Significant frost heave from horizontal loops

Discussion in 'Geothermal Loops' started by Rogero, Mar 27, 2017.

  1. waterpirate

    waterpirate Well-Known Member Industry Professional Forum Leader

    Hi and welcome!
    While your conclusions make sense to you, they do not to us. In the absence of design data for residential projects we follow best practices. None seem to have been followed here. Too much pumping power consumed, loops too shallow, loops to close together, all smack of a botched install. The other sticking point is that a system should have been designed to meet the current load, not the load going forward. Telling a homeowner to adjust their lifestyle to meet the capacity of a struggling system is also not best practice.

    Read some more here and get up to speed and feel free to join the conversation going forward.
  2. geoxne

    geoxne Active Member Forum Leader

    EWT and LWT sensors are typically placed inside close to the geo unit not in the ground. When the unit is not running the sensor reading will go to the ambient temperature of the space around it. Thus readings when the unit is NOT running should be disregarded.
  3. Rogero

    Rogero New Member

    Hello Lugster,
    to clarify some of your questions, my house is a one story rambler over a crawlspace. The remodeled half of the house (all except bedrooms) have foamed walls in standard 2x4 cavities. The entire underside of the attic and sidewalls are also foamed to r36 at least creating a conditioned space in the attic. The underside of the subfloor in the crawlspace is also entirely sealed with foam. So, the only parts of the house missing insulation are the walls in the bedrooms and bathrooms. I never change my thermostat from 67 in the winter, so not trying to heat the house up that much.

    Another question for the readers of the thread. I have the AUX heater installed and have a question on the wiring. The sticker on the heating unit says copper wire only. This is not an UL sticker, just a climatemaster sticker. The fittings say AL9CU which indicates Aluminum or copper are acceptable. Any reason why AL wiring would not work? Copper is about 3 times more expensive.

  4. docjenser

    docjenser Well-Known Member Industry Professional Forum Leader

    I think you are absolutely correct...... you are not in this business and ignorant!
    Anyone who looks at that loop field, and has ever installed a system, knows that this shallow loop cannot work, and will result in the symptoms described here. A loop field resulting in mid 20s EWT in the winter and spiking to 112 F in the summer is simply not performing, and if buried a couple feet down will do exactly that.

    Indeed...Good Day!
  5. lugster

    lugster New Member

    Do what the the manufacturer states and use copper, you will sleep better. AL9CU is the rating for the connector not the appliance. Why Climatemater used them, I don't know, but if a fire happens climatemaster just covered their butt if you used AL. Just a small nick on a AL strand can be a meltdown waiting to happen. The insurance investigator may ask, "any electrical work done lately," and will review all permit pulled to see it they can pin the blame on a contractor, it's there job. If you do it without a permit/inspection and find your AL wire job caused the meltdown you may face a challenge winning a claim. During my life one of my many jobs was the maintenance electrician at Kd manitou in waco tx pulling miles of wire from a 3000 amp 440 v 3 phase distribution center for production needs. Don't use AL.

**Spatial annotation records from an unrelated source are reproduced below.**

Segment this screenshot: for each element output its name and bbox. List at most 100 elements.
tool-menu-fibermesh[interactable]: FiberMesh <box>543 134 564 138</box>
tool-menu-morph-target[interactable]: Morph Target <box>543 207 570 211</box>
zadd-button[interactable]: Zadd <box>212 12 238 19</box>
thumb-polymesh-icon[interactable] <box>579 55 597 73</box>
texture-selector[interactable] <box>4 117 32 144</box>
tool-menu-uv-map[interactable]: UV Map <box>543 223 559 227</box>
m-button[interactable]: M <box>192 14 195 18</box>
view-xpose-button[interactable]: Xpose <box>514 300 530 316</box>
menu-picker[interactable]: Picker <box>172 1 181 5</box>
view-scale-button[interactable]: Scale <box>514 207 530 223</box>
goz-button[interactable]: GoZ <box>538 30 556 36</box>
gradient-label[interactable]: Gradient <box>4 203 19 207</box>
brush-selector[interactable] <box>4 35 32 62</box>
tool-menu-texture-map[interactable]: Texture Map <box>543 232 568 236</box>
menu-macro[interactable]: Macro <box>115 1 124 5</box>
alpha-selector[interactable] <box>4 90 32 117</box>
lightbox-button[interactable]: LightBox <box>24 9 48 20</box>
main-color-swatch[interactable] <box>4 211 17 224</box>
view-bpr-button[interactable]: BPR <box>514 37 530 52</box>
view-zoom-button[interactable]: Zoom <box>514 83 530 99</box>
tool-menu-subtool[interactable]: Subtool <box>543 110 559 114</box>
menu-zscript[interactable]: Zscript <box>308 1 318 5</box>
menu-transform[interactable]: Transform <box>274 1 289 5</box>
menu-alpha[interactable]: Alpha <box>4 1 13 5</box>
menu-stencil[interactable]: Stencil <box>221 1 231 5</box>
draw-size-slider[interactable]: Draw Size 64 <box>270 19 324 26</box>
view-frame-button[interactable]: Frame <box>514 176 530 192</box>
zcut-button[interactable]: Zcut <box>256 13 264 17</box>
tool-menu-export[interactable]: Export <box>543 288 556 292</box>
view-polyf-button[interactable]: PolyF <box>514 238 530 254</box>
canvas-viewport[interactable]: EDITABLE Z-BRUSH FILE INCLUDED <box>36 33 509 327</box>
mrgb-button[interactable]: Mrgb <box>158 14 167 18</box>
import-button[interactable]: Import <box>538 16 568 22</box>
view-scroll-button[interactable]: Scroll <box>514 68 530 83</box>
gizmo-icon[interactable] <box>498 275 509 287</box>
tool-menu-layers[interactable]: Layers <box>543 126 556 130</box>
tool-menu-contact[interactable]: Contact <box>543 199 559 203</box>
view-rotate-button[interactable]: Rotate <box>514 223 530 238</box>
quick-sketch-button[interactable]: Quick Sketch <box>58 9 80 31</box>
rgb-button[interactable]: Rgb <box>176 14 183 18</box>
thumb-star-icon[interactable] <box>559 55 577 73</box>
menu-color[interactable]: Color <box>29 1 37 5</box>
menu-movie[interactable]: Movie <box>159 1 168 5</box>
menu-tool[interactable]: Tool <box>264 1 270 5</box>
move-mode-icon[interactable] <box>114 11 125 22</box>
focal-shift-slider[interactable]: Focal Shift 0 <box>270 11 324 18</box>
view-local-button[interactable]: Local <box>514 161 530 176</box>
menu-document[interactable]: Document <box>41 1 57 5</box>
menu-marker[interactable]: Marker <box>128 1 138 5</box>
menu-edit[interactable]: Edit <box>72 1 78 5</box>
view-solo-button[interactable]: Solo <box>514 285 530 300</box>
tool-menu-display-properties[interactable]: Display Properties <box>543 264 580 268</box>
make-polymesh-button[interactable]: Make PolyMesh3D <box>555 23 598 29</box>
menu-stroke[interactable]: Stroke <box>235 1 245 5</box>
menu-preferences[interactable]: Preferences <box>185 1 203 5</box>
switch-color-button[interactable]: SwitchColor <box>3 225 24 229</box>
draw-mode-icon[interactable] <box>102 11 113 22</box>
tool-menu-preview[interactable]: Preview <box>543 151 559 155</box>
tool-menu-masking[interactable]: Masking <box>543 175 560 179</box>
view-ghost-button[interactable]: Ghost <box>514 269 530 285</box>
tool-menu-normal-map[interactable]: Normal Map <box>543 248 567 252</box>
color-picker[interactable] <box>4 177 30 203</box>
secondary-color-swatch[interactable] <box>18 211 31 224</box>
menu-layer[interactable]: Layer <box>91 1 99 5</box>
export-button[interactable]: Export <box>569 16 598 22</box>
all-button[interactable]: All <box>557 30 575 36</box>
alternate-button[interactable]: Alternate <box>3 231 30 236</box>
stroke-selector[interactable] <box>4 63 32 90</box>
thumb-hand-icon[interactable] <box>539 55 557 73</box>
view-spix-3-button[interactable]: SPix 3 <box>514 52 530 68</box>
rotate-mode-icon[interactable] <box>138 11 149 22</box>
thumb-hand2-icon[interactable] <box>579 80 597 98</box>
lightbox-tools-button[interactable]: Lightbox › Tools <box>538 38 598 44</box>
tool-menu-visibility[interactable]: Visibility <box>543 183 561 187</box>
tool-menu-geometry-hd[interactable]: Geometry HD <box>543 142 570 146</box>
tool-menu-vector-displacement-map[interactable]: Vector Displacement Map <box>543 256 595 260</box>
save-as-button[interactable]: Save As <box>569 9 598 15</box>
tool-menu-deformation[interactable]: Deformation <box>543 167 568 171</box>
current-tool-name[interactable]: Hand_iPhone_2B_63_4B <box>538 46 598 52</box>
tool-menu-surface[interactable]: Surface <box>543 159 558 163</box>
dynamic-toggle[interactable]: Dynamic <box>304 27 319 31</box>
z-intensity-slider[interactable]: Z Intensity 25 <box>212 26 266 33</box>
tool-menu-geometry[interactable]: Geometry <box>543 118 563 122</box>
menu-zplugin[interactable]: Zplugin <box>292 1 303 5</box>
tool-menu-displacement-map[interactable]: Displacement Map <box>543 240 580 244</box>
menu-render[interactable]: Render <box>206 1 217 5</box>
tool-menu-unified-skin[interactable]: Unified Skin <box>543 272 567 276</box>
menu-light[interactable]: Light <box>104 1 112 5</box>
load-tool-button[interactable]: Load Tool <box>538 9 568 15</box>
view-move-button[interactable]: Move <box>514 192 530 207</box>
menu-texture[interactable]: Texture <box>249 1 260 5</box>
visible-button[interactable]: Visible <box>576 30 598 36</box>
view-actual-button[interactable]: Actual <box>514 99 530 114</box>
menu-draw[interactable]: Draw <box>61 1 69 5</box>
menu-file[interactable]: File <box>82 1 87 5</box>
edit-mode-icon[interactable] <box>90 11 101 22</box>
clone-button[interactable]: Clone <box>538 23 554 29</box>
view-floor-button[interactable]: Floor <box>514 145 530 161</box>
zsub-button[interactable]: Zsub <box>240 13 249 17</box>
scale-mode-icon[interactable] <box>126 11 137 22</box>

    Indeed...Good Day![/QUOTE]
  6. moey

    moey Member

    You may have been ok if they actually dug them 4 ft deep from the pictures it looks like your about 2 ft deep. Im only 5 ft deep in mid coast maine probably colder then your location and Ive never seen incoming temps below 30F.
  7. lugster

    lugster New Member

  8. lugster

    lugster New Member

    Thank you for restating what I've already claimed. It's a pleasure to receive a reply from the forum leader and will remind you "ignorant" doesn't mean stupid. I means one is unfamiliar and uneducated in a subject and I can assure you I'm not stupid. I'm someone who can learn and reason without bias or delusions of grandeur. I'll guess you're very good installing geothermal systems and will value your expertise for future analysis. yep.

    Indeed...Good Day![/QUOTE][/QUOTE]
  9. moey

    moey Member

    Theres a lot of chest thumping that goes on in this forum. Free advice has a cost that has always been the way I looked at it.